Madri in Carcere – Il Piccolo 09.04.2023

Il Viceministro degli Esteri Cirielli ha recentemente esordito con una proposta, da qualcuno definita “da bar”, tale per cui “se una madre viene condannata e finisce in carcere, si deve toglierle la patria potestà”.

Tale trovata, non nuova, è stata proposta nell’ambito di un dibattito parlamentare finalizzato a tutt’altro, ciò al superamento dell’ingiustizia del fenomeno dei “bambini dietro le sbarre”: sì, perchè sussistendo determinati presupposti, i minori stanno in carcere con le loro madri.

Da qui è nata una campagna per rivendicare le dignità e i diritti delle donne condannate, dei loro figli e delle loro figlie, tutto ciò anche in previsione della festa della mamma per il prossimo 14 maggio 2023.

“Madri fuori dallo stigma e dal carcere” è il titolo della campagna di sensibilizzazione, a cui ha aderito anche l’avv.
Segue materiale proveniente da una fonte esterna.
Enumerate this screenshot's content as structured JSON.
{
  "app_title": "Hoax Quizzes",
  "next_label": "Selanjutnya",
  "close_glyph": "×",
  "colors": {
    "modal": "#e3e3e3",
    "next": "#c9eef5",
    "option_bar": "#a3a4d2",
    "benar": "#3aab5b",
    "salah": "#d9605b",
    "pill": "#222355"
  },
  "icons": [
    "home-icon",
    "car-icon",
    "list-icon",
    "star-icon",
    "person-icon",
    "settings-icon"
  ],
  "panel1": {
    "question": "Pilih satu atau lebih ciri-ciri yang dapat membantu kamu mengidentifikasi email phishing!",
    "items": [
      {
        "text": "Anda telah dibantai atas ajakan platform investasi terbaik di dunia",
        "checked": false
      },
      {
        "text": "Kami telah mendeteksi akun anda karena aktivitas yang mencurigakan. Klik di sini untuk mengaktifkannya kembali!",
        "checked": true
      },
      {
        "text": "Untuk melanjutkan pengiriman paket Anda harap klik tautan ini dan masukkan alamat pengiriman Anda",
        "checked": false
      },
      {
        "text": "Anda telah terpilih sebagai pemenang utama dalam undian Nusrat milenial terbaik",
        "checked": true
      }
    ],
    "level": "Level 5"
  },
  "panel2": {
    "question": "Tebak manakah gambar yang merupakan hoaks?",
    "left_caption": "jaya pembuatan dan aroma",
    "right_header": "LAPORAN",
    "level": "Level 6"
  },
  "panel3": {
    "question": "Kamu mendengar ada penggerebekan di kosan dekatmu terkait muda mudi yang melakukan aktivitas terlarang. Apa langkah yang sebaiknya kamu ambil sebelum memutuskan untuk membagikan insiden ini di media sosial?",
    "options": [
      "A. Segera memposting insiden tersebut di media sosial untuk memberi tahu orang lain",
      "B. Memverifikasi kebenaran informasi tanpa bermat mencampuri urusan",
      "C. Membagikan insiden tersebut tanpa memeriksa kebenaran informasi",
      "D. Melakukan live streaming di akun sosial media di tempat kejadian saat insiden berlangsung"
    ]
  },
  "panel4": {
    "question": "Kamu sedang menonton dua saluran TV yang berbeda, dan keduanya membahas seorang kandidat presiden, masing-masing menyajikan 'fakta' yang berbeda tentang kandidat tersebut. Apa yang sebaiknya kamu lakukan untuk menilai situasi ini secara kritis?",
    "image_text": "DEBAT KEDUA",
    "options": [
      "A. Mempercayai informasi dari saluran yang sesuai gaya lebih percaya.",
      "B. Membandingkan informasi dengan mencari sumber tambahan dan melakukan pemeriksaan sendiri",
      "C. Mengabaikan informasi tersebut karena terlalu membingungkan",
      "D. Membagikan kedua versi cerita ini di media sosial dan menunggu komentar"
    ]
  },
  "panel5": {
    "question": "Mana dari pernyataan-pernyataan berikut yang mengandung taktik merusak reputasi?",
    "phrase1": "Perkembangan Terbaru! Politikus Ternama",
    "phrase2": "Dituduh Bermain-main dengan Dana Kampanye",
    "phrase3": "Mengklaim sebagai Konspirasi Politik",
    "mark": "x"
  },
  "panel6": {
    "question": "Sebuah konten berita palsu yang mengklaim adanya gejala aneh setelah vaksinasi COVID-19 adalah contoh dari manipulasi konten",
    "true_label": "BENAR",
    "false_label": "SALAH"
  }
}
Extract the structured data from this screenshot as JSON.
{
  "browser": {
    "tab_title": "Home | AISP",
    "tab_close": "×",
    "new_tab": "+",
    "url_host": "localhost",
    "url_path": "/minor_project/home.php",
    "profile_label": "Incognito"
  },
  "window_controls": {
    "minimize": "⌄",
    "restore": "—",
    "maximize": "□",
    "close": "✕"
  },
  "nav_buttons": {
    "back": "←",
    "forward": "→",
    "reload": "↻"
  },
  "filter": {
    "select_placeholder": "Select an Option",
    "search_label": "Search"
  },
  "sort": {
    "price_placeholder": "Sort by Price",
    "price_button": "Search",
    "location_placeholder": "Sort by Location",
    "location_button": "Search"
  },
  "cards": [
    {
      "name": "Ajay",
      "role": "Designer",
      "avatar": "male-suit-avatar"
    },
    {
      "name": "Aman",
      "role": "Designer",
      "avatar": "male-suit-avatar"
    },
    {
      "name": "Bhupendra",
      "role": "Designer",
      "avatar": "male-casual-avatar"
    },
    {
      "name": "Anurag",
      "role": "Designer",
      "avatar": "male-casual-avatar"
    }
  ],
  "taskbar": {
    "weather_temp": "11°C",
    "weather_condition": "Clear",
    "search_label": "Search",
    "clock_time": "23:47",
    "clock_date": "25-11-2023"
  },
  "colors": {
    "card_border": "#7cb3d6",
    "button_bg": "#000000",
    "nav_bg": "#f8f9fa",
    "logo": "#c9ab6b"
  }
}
Elisabetta Burla, Garante dei diritti dei detenuti presso la Casa Circondariale di Trieste.

Sorgono spontanee alcune osservazioni. Intanto la così detta “patria potestà” di cui al codice civile del 1865 è stata sostituita dal termine “potestà genitoriale” già nell’anno 1975, per arrivare nell’anno 2013 a parlare di “responsabilità genitoriale”, termine volutamente sganciato da retaggi patriarcali; ciò detto ci si chiede quale codice/normativa il Viceministro abbia preso in considerazione nelle sue esternazioni pubbliche.

In secondo luogo ci si chiede se il Viceministro abbia mai avuto l’occasione di confrontarsi con una madre detenuta, se è mai entrato in carcere a parlarci, se ha mai ricevuto le infinite telefonate di questa donna che chiede disperata di poter vedere i propri figli e di poter occuparsi di loro anche dal carcere, con decisioni che possono essere assunte responsabilmente anche da lì, e se soprattutto si è mai confrontato con i parenti della donna, che lamentano la sofferenza dei minori a non poterla abbracciare come facevano prima della detenzione. Presumo che tale pacchetto di belle esperienze sia ben lontano dalla quotidianità del nostro Viceministro.

Madri indegne, degeneri, pericolose esistono sicuramente ma non è l’ingresso in carcere che fa diventare una madre non meritevole della responsabilità genitoriale, solo perchè ha tradito in primis l’immaginario collettivo di uno stereotipo femminile. E sulla scia degli stereotipi ciò che balza più all’occhio è che la proposta del Viceministro è rivolta solo alle madri carcerate e non ai padri che si trovano nella stessa situazione.

Manipolare i figli, alienarli dalle altre figure parentali tanto da far diventare Medea una dilettante, mortificarli quotidianamente con una rabbia che straripa da una frustrazione irrisolta, vincolarli con segreti o giocare sui loro conflitti di lealtà sono violenze talmente sottili che difficilmente rientrano in una fattispecie penale tipica; eppure queste madri sono libere di colpire.